RA’s Daily Russia News Blast – June 24, 2013
TODAY: For Human Rights employees violently evicted; Pussy Riot tour to spread message, oppose homosexual propaganda ban; Russia wants St. Petersburg UNESCO status revoked; Nabiullina takes helm at Central Bank, warns against talk of rouble devaluation; Borodin interview; Snowden’s flight to Moscow causes diplomatic consternation; Merkel rows with Putin over art thefts.
Lev Ponomaryov, the 71-year-old head of the organisation For Human Rights, was left bruised and scratched after the group was forcibly evicted from its offices over the weekend. ‘FSB operatives who were in charge of the raid were beating up people before my own eyes,’ commented Yabloko leader Sergei Mitrokhin, who witnessed the event.
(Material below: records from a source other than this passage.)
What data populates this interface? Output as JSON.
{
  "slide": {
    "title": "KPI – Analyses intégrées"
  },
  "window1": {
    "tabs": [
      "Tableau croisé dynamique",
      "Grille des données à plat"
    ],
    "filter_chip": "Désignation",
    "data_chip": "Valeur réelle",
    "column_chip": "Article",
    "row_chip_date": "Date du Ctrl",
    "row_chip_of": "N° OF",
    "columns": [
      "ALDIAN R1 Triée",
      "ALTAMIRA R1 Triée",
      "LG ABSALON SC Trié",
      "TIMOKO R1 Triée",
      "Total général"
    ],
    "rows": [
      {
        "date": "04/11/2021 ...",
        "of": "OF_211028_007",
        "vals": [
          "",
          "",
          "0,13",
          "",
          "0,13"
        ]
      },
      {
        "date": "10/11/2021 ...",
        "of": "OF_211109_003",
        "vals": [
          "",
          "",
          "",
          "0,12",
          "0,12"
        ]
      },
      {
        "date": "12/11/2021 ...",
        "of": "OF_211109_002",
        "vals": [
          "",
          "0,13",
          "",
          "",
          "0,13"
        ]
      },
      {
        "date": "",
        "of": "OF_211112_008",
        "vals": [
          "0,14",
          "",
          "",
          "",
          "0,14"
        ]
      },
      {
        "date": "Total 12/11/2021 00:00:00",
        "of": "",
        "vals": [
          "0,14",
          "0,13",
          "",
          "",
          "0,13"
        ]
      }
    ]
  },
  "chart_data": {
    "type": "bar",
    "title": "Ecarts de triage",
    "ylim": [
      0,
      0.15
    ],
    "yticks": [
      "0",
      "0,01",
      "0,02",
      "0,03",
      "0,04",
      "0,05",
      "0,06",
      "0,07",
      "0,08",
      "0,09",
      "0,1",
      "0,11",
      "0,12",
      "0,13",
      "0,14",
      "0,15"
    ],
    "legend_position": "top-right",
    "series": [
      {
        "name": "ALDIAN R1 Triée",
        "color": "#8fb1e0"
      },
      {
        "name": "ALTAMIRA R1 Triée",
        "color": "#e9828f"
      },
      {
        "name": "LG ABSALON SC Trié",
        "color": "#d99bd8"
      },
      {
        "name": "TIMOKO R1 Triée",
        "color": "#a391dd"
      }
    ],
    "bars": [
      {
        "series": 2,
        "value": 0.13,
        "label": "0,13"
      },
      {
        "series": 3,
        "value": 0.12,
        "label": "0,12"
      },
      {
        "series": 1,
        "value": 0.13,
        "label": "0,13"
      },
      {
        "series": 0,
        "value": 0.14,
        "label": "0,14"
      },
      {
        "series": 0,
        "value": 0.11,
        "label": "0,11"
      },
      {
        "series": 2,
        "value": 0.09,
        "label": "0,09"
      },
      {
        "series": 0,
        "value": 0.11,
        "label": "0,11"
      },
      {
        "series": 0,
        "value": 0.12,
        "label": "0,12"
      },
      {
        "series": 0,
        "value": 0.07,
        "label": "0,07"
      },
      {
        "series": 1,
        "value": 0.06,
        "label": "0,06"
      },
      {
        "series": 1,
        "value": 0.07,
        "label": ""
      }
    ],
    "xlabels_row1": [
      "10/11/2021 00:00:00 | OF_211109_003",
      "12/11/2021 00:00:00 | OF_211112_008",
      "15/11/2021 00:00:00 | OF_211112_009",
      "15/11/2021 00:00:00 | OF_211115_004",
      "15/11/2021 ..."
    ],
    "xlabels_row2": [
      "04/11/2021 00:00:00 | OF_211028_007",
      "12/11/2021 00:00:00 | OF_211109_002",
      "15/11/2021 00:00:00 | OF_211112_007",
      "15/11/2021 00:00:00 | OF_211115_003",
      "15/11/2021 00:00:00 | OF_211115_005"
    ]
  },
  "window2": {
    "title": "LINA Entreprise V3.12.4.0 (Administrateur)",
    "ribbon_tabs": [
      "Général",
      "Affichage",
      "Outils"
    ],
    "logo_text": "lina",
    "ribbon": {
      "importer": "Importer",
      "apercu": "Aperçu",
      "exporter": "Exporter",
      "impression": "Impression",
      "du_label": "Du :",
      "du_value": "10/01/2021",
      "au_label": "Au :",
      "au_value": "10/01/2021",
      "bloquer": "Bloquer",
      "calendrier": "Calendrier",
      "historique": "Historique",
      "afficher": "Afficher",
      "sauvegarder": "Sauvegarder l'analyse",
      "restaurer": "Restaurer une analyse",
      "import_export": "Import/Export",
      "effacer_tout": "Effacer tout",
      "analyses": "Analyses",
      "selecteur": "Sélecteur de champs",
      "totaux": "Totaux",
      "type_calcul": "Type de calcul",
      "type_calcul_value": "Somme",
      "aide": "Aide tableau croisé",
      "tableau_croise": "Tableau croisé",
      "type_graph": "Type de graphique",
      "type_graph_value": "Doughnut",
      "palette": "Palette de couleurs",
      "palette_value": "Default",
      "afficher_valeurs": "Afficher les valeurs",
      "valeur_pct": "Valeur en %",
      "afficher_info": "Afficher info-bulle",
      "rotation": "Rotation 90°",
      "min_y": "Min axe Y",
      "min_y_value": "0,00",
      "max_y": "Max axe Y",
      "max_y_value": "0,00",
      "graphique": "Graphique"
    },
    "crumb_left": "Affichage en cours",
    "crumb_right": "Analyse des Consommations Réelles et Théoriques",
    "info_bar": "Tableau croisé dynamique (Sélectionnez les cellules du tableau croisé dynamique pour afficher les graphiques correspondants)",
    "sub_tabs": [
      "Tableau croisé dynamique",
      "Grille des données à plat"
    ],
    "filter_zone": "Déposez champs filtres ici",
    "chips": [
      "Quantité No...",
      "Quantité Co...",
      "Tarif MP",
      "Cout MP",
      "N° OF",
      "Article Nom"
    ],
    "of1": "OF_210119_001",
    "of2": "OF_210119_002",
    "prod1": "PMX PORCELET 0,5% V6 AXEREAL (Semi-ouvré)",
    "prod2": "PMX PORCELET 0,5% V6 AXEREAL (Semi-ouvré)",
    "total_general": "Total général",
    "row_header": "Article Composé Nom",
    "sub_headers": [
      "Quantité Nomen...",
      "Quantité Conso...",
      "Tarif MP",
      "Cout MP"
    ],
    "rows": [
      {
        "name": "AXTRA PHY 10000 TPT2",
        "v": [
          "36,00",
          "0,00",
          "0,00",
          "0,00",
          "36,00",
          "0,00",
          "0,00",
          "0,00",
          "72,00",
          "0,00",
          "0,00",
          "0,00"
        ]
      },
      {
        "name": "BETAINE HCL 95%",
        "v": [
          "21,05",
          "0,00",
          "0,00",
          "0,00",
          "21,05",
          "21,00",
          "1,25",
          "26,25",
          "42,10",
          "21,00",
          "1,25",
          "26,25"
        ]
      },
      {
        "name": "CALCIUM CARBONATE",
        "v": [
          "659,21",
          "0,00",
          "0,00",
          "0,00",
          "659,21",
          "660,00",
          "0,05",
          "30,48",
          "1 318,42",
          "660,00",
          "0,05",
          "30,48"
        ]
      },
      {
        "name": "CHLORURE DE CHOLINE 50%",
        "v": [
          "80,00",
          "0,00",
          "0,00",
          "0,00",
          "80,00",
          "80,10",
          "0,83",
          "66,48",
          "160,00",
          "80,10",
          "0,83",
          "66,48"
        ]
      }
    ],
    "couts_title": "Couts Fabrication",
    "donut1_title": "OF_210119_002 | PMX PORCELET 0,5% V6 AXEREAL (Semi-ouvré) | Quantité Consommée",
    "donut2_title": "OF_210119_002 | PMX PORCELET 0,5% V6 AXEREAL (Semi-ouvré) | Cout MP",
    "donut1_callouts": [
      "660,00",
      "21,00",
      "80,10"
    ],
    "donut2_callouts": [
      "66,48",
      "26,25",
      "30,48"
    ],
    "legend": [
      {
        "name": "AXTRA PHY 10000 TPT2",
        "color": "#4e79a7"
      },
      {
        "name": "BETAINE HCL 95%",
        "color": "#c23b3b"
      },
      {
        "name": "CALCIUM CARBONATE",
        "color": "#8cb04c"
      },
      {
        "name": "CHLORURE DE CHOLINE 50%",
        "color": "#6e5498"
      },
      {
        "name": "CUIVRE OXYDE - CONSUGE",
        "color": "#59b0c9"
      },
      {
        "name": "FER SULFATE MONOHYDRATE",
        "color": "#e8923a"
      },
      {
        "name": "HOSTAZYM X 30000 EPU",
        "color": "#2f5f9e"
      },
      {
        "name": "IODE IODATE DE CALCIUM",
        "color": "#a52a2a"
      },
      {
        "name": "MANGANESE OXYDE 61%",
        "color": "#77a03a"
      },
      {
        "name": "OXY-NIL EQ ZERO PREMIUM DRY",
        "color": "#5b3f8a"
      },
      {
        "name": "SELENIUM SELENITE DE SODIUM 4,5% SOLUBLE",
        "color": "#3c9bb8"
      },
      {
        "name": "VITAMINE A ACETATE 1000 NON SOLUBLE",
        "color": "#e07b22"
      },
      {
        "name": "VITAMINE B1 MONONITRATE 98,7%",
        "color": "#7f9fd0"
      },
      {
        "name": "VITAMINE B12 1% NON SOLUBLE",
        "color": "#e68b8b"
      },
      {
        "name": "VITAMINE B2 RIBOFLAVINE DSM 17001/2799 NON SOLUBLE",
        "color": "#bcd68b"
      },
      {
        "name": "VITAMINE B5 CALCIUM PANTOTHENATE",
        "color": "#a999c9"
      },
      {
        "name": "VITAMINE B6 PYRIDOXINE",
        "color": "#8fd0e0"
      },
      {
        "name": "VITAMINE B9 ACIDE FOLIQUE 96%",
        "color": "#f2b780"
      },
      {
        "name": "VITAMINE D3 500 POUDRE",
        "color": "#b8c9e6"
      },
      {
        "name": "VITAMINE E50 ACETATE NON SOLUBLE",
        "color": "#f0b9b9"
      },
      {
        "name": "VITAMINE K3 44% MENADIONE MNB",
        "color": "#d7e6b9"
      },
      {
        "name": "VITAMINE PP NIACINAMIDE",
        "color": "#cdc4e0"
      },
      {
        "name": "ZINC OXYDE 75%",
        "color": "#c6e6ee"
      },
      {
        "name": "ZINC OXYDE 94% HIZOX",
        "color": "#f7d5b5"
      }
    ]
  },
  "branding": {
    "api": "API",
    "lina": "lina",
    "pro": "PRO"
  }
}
Ponomaryov ‘said he had never received official notice that his lease was to be terminated and had expected Moscow to extend it, as in previous years’, and described the eviction as part of a ‘purge’. Human Rights Watch is calling on the Duma to listen to ‘a wave of international criticism’ and reject its draft law to impose a nationwide ban on ‘homosexual propaganda’. Two anonymous members of Pussy Riot are in London to promote the group’s message, saying that they have been ‘pleasantly surprised at how accessible British politicians were’. They tied their mission to the homosexual propaganda law, explaining that ‘these laws are connected to Pussy Riot because they are aimed at the issues we stand for: LGBT rights and gender equality.’ Russia has submitted a proposal to UNESCO to scale back the area of St. Petersburg that is protected under World Heritage status, part of what conservationists are calling ‘an aggressive campaign to seize prized land in some of the city’s most prestigious outlying areas’.